Por su parte, la charrería es considerada el deporte nacional. Se trata de exhibiciones ecuestres en las que los charros demuestran su destreza con el caballo y el ganado en suertes como el coleadero, el lazo y las escaramuzas femeninas. Más allá del espectáculo, la charrería preserva técnicas rurales, oficios artesanales (como la talabartería) y un código de honor que forma parte esencial del campo mexicano.

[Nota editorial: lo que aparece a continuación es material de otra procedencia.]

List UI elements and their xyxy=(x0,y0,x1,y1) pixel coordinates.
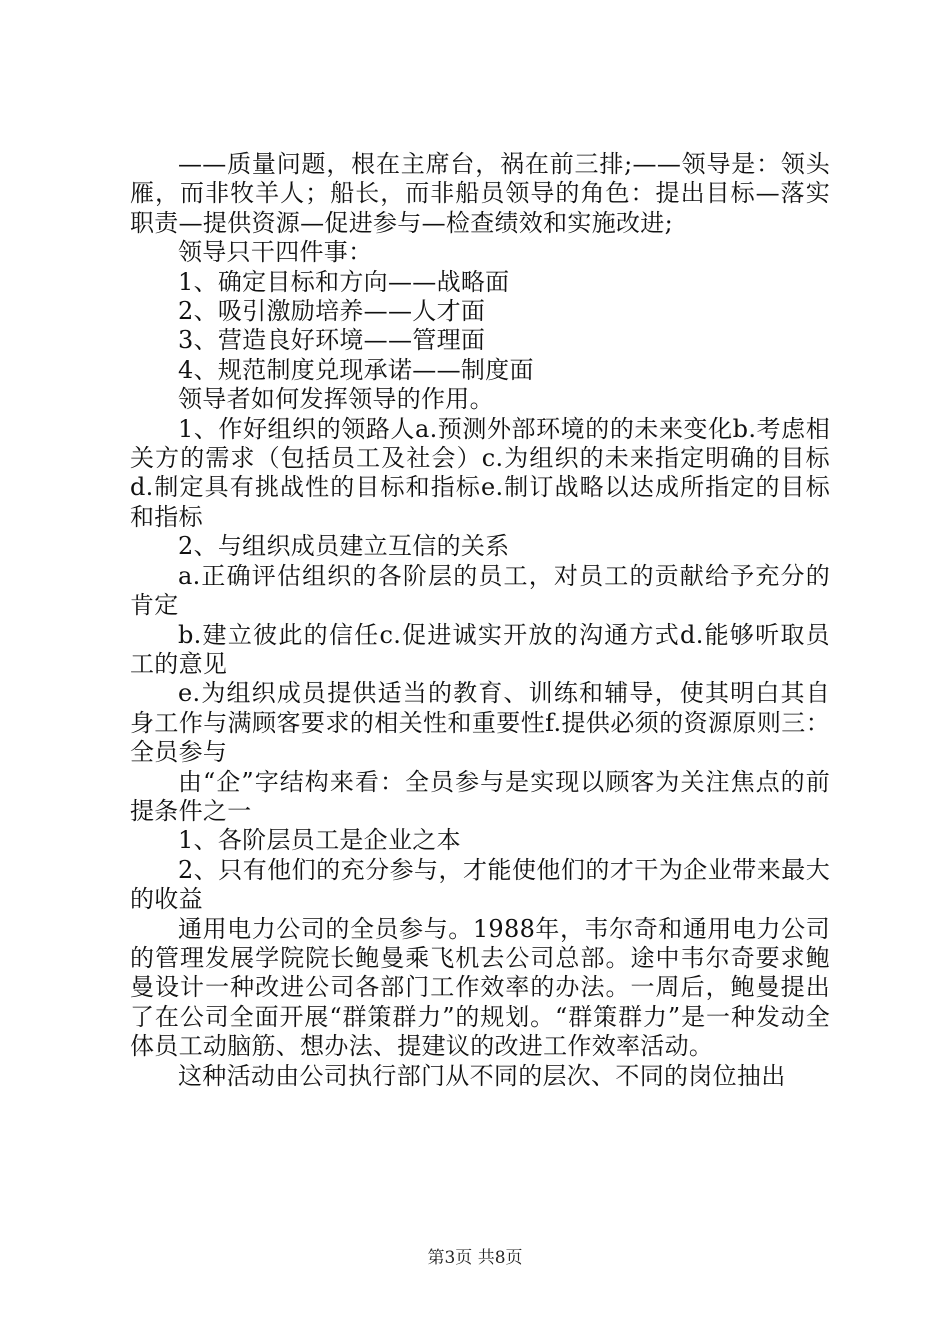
paragraph-system: 4、规范制度兑现承诺——制度面 xyxy=(178,355,534,384)
paragraph-evaluate-staff: a.正确评估组织的各阶层的员工，对员工的贡献给予充分的肯定 xyxy=(130,561,830,620)
paragraph-management: 3、营造良好环境——管理面 xyxy=(178,326,486,355)
page-footer: 第3页 共8页 xyxy=(427,1248,523,1268)
paragraph-leadership-intro: ——质量问题，根在主席台，祸在前三排;——领导是：领头雁，而非牧羊人；船长，而非船员领导的角色：提出目标—落实职责—提供资源—促进参与—检查绩效和实施改进; xyxy=(130,150,830,237)
paragraph-training: e.为组织成员提供适当的教育、训练和辅导，使其明白其自身工作与满顾客要求的相关性和重要性f.提供必须的资源原则三：全员参与 xyxy=(130,679,830,767)
paragraph-mutual-trust: 2、与组织成员建立互信的关系 xyxy=(178,532,510,561)
paragraph-full-participation: 由“企”字结构来看：全员参与是实现以顾客为关注焦点的前提条件之一 xyxy=(130,767,830,825)
paragraph-staff-benefit: 2、只有他们的充分参与，才能使他们的才干为企业带来最大的收益 xyxy=(130,855,830,914)
paragraph-ge-case: 通用电力公司的全员参与。1988年，韦尔奇和通用电力公司的管理发展学院院长鲍曼乘飞机去公司总部。途中韦尔奇要求鲍曼设计一种改进公司各部门工作效率的办法。一周后，鲍曼提出了在公司全面开展“群策群力”的规划。“群策群力”是一种发动全体员工动脑筋、想办法、提建议的改进工作效率活动。 xyxy=(130,914,830,1061)
paragraph-build-trust: b.建立彼此的信任c.促进诚实开放的沟通方式d.能够听取员工的意见 xyxy=(130,620,830,678)
paragraph-strategy: 1、确定目标和方向——战略面 xyxy=(178,267,510,296)
paragraph-activity: 这种活动由公司执行部门从不同的层次、不同的岗位抽出 xyxy=(178,1061,786,1090)
paragraph-talent: 2、吸引激励培养——人才面 xyxy=(178,297,486,326)
paragraph-staff-foundation: 1、各阶层员工是企业之本 xyxy=(178,826,461,855)
paragraph-four-things-heading: 领导只干四件事： xyxy=(178,238,373,267)
document-body xyxy=(130,150,830,1091)
paragraph-pathfinder: 1、作好组织的领路人a.预测外部环境的的未来变化b.考虑相关方的需求（包括员工及社会）c.为组织的未来指定明确的目标d.制定具有挑战性的目标和指标e.制订战略以达成所指定的目标和指标 xyxy=(130,414,830,531)
paragraph-leader-role-heading: 领导者如何发挥领导的作用。 xyxy=(178,385,494,414)
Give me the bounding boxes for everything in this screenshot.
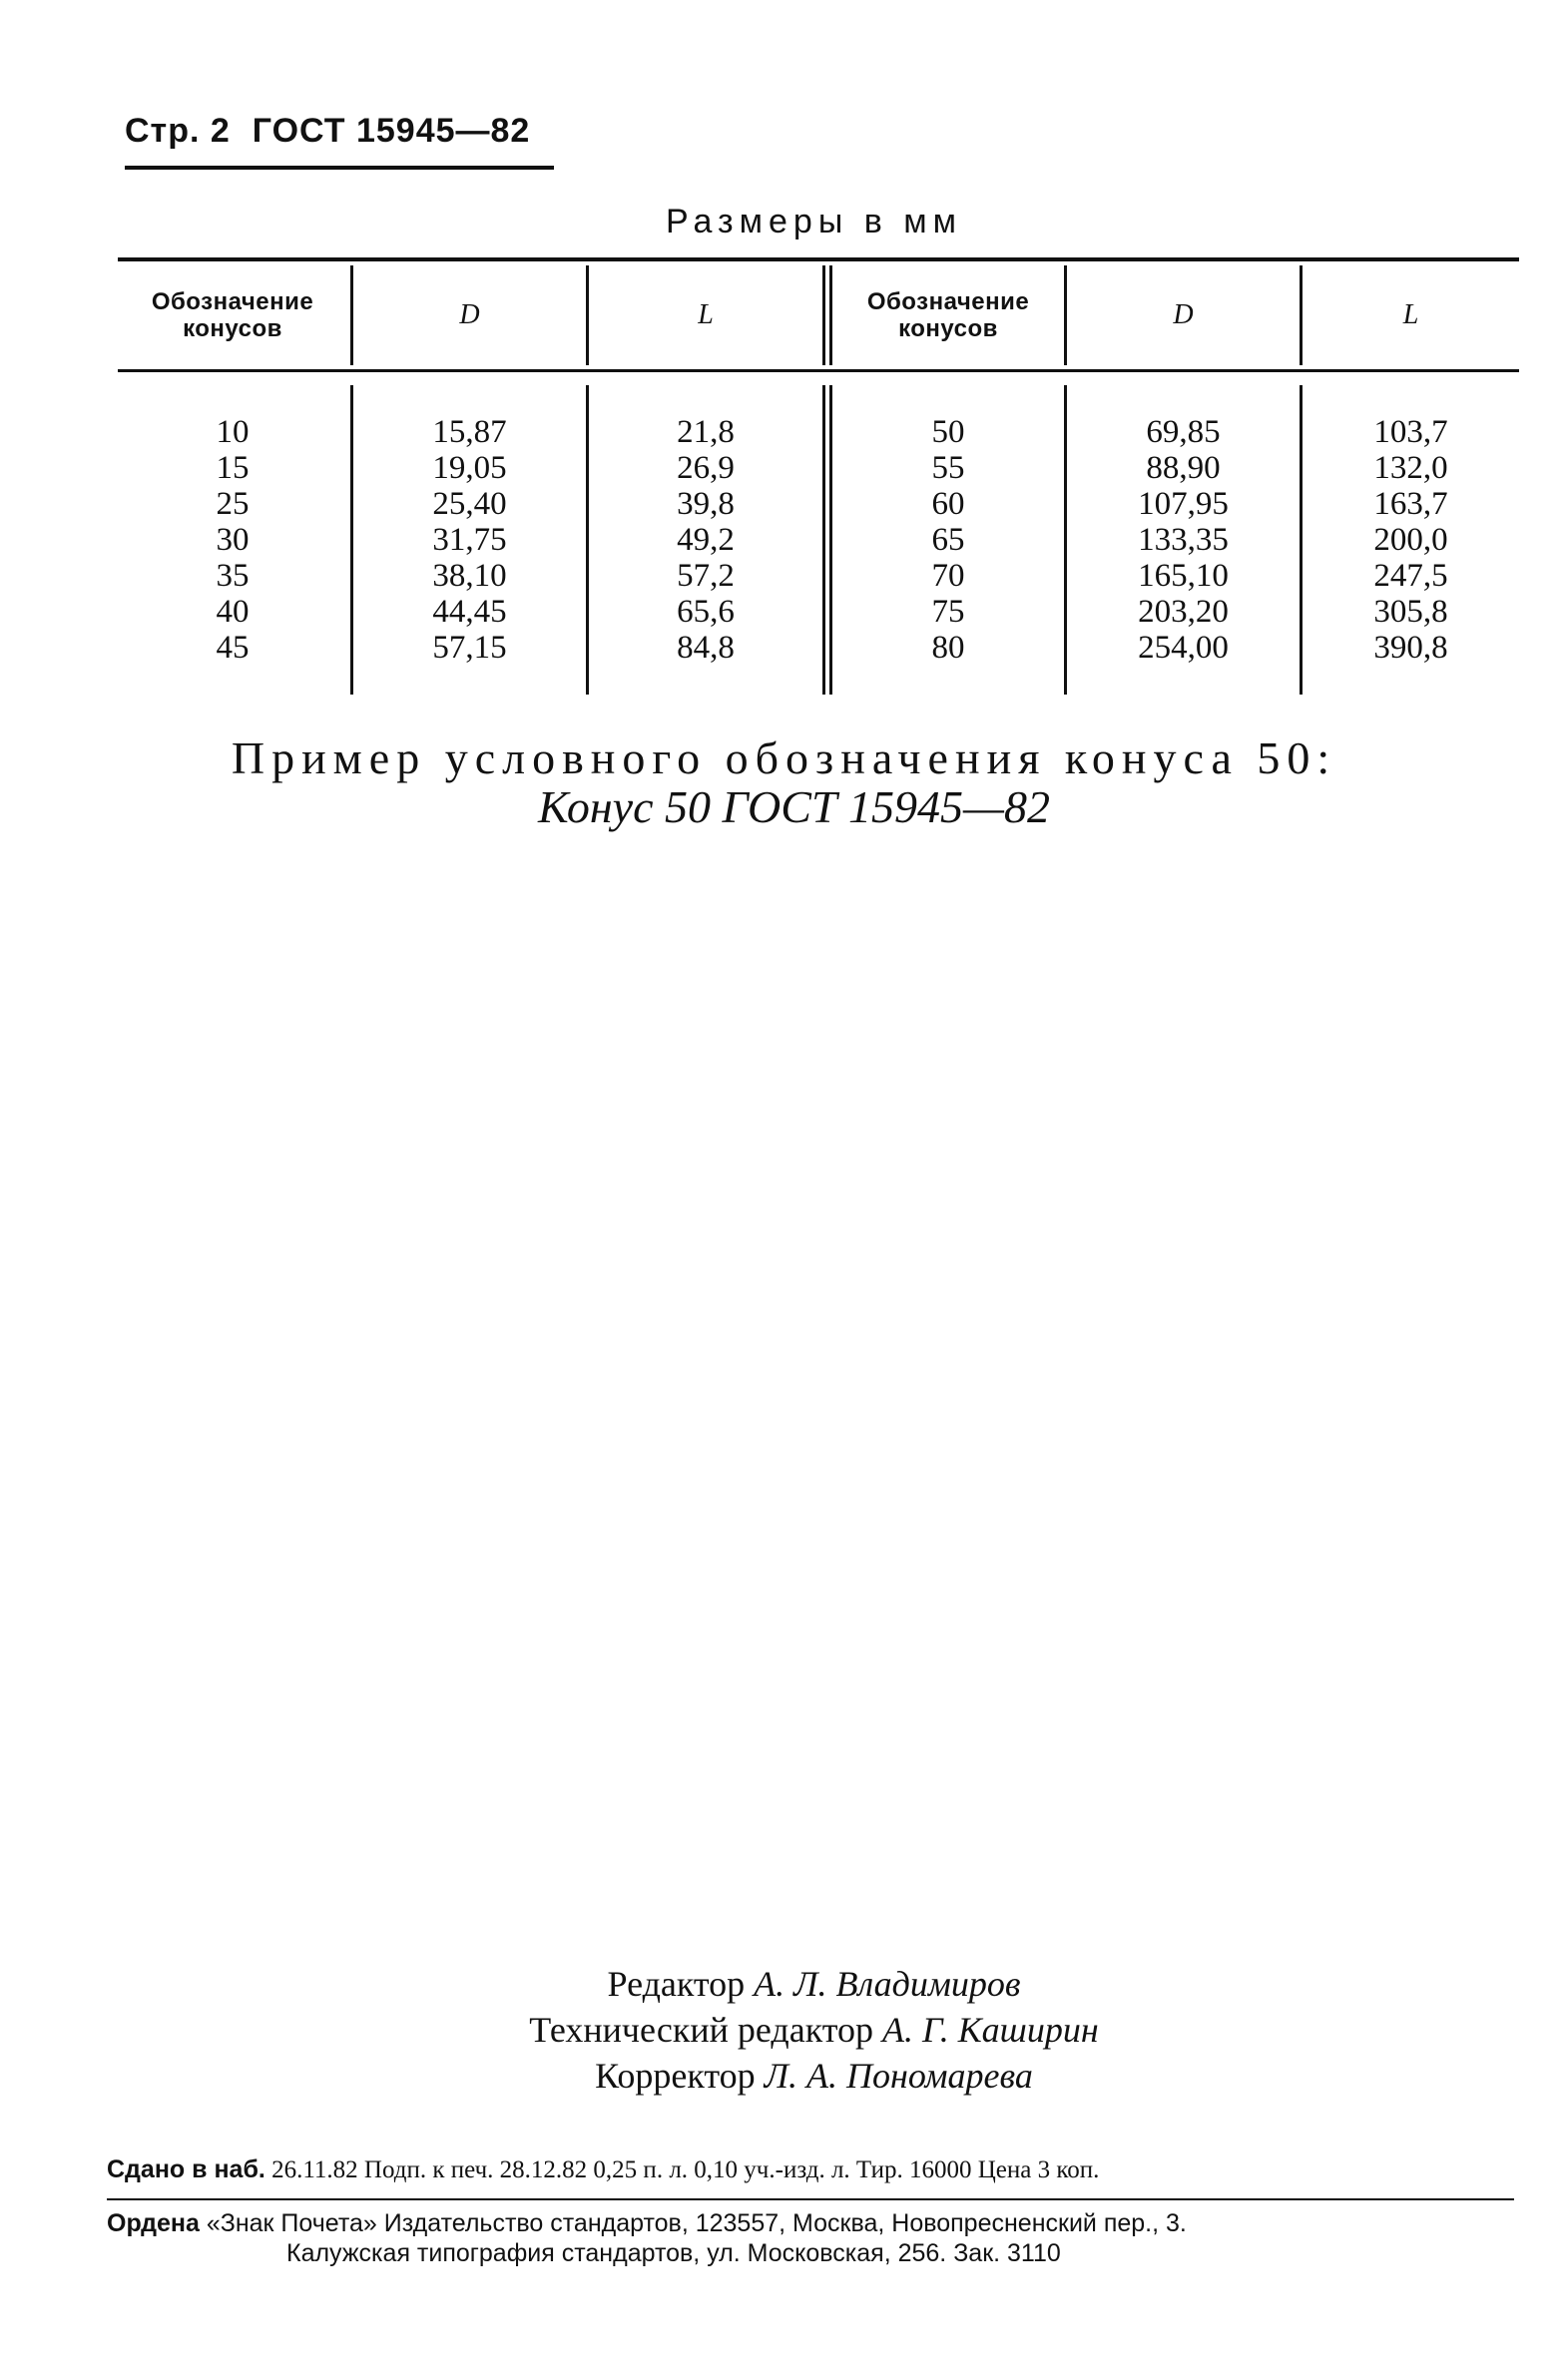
- credit-role: Редактор: [607, 1964, 746, 2004]
- table-cell: 75: [931, 594, 965, 630]
- standard-number: ГОСТ 15945—82: [252, 112, 531, 150]
- column-designation-right: [832, 414, 1064, 666]
- credits-block: [0, 1961, 1568, 2099]
- credit-editor: [60, 1961, 1568, 2007]
- table-cell: 25: [216, 486, 250, 522]
- credit-person: А. Л. Владимиров: [754, 1964, 1021, 2004]
- table-cell: 44,45: [432, 594, 507, 630]
- table-cell: 88,90: [1146, 450, 1221, 486]
- table-cell: 40: [216, 594, 250, 630]
- table-cell: 107,95: [1138, 486, 1229, 522]
- table-cell: 38,10: [432, 558, 507, 594]
- column-header-d: D: [459, 299, 480, 330]
- table-cell: 163,7: [1373, 486, 1448, 522]
- table-cell: 35: [216, 558, 250, 594]
- imprint-lead: Сдано в наб.: [107, 2155, 265, 2183]
- column-header-designation: Обозначение конусов: [866, 288, 1030, 342]
- table-cell: 57,2: [677, 558, 735, 594]
- table-cell: 65: [931, 522, 965, 558]
- credit-proofreader: [60, 2053, 1568, 2099]
- publisher-info: [107, 2208, 1514, 2268]
- table-cell: 200,0: [1373, 522, 1448, 558]
- table-cell: 305,8: [1373, 594, 1448, 630]
- table-cell: 70: [931, 558, 965, 594]
- table-cell: 19,05: [432, 450, 507, 486]
- table-cell: 10: [216, 414, 250, 450]
- table-cell: 80: [931, 630, 965, 666]
- table-header-rule: [118, 369, 1519, 372]
- page-header: [125, 112, 530, 151]
- table-cell: 254,00: [1138, 630, 1229, 666]
- designation-example-label: Пример условного обозначения конуса 50:: [231, 732, 1337, 783]
- table-cell: 55: [931, 450, 965, 486]
- table-cell: 69,85: [1146, 414, 1221, 450]
- table-cell: 390,8: [1373, 630, 1448, 666]
- table-cell: 84,8: [677, 630, 735, 666]
- page-number: Стр. 2: [125, 112, 231, 150]
- table-cell: 50: [931, 414, 965, 450]
- table-cell: 133,35: [1138, 522, 1229, 558]
- column-divider: [822, 385, 825, 695]
- table-cell: 15,87: [432, 414, 507, 450]
- credit-role: Корректор: [595, 2056, 756, 2096]
- table-top-rule: [118, 257, 1519, 261]
- table-cell: 15: [216, 450, 250, 486]
- imprint-text: 26.11.82 Подп. к печ. 28.12.82 0,25 п. л. 0,10 уч.-изд. л. Тир. 16000 Цена 3 коп.: [271, 2156, 1100, 2183]
- table-cell: 203,20: [1138, 594, 1229, 630]
- column-divider: [822, 265, 825, 365]
- footer-rule: [107, 2198, 1514, 2200]
- publisher-lead: Ордена: [107, 2209, 200, 2237]
- table-cell: 49,2: [677, 522, 735, 558]
- table-cell: 103,7: [1373, 414, 1448, 450]
- column-l-right: [1303, 414, 1519, 666]
- table-cell: 65,6: [677, 594, 735, 630]
- column-header-designation: Обозначение конусов: [151, 288, 314, 342]
- column-designation-left: [118, 414, 347, 666]
- table-cell: 31,75: [432, 522, 507, 558]
- table-cell: 39,8: [677, 486, 735, 522]
- table-cell: 26,9: [677, 450, 735, 486]
- credit-technical-editor: [60, 2007, 1568, 2053]
- table-cell: 45: [216, 630, 250, 666]
- table-cell: 247,5: [1373, 558, 1448, 594]
- credit-person: А. Г. Каширин: [882, 2010, 1099, 2050]
- column-header-d: D: [1173, 299, 1194, 330]
- header-rule: [125, 166, 554, 170]
- column-d-left: [353, 414, 586, 666]
- designation-example-code: Конус 50 ГОСТ 15945—82: [538, 781, 1050, 832]
- table-cell: 165,10: [1138, 558, 1229, 594]
- publisher-line-1: «Знак Почета» Издательство стандартов, 123557, Москва, Новопресненский пер., 3.: [206, 2209, 1187, 2237]
- column-l-left: [589, 414, 822, 666]
- column-header-l: L: [1402, 299, 1419, 330]
- publisher-line-2: Калужская типография стандартов, ул. Московская, 256. Зак. 3110: [286, 2239, 1061, 2267]
- table-cell: 30: [216, 522, 250, 558]
- table-cell: 21,8: [677, 414, 735, 450]
- column-header-l: L: [698, 299, 714, 330]
- table-cell: 57,15: [432, 630, 507, 666]
- table-cell: 132,0: [1373, 450, 1448, 486]
- table-cell: 25,40: [432, 486, 507, 522]
- table-cell: 60: [931, 486, 965, 522]
- credit-person: Л. А. Пономарева: [764, 2056, 1033, 2096]
- table-caption: Размеры в мм: [665, 203, 962, 240]
- column-d-right: [1067, 414, 1300, 666]
- credit-role: Технический редактор: [529, 2010, 873, 2050]
- print-imprint: [107, 2155, 1514, 2184]
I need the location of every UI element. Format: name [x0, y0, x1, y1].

Cocina tradicional mexicana
La gastronomía mexicana es una tradición en sí misma. Más allá de los populares tacos o el guacamole, existe una gran diversidad de platillos regionales, muchos de ellos basados en el maíz, el frijol, el chile y el cacao. Platillos como el mole, las salsas de diferentes chiles, los tamales o el pozole forman parte de celebraciones familiares y comunitarias durante todo el año.
La cocina tradicional, especialmente la de regiones como Michoacán, ha sido reconocida como patrimonio cultural por su carácter de cultura viva y comunitaria, donde recetas, técnicas y rituales en torno a los alimentos se transmiten de generación en generación y refuerzan la identidad de cada pueblo.
Fiestas patronales y danzas regionales
En prácticamente todos los municipios de México se celebran fiestas patronales dedicadas al santo o virgen protector del lugar. Estas fiestas combinan procesiones religiosas con ferias, juegos mecánicos, música, danzas tradicionales, venta de artesanías y gastronomía local.
Danzas como los Parachicos en Chiapa de Corzo, la Danza de los Viejitos en Michoacán, los matachines o concheros en diferentes estados, expresan mediante trajes, máscaras y coreografías la memoria histórica y espiritual de cada región. De esta forma, la religiosidad popular se mezcla con la celebración colectiva y con la reafirmación de la pertenencia comunitaria.
Las costumbres y tradiciones de México están llenas de color, fiesta y alegría, pero también de misticismo, tradición e historia. Cada una de ellas resulta interesante y atractiva tanto para los propios habitantes como para visitantes. Un recorrido por el significado, la cultura y las manifestaciones de las tradiciones mexicanas es siempre una invitación a poder presenciarlas y vivirlas de cerca; en cada festividad existen costumbres que reflejan la riqueza histórica resultado de la combinación de culturas ancestrales y del presente, manteniendo viva la identidad mexicana frente al mundo.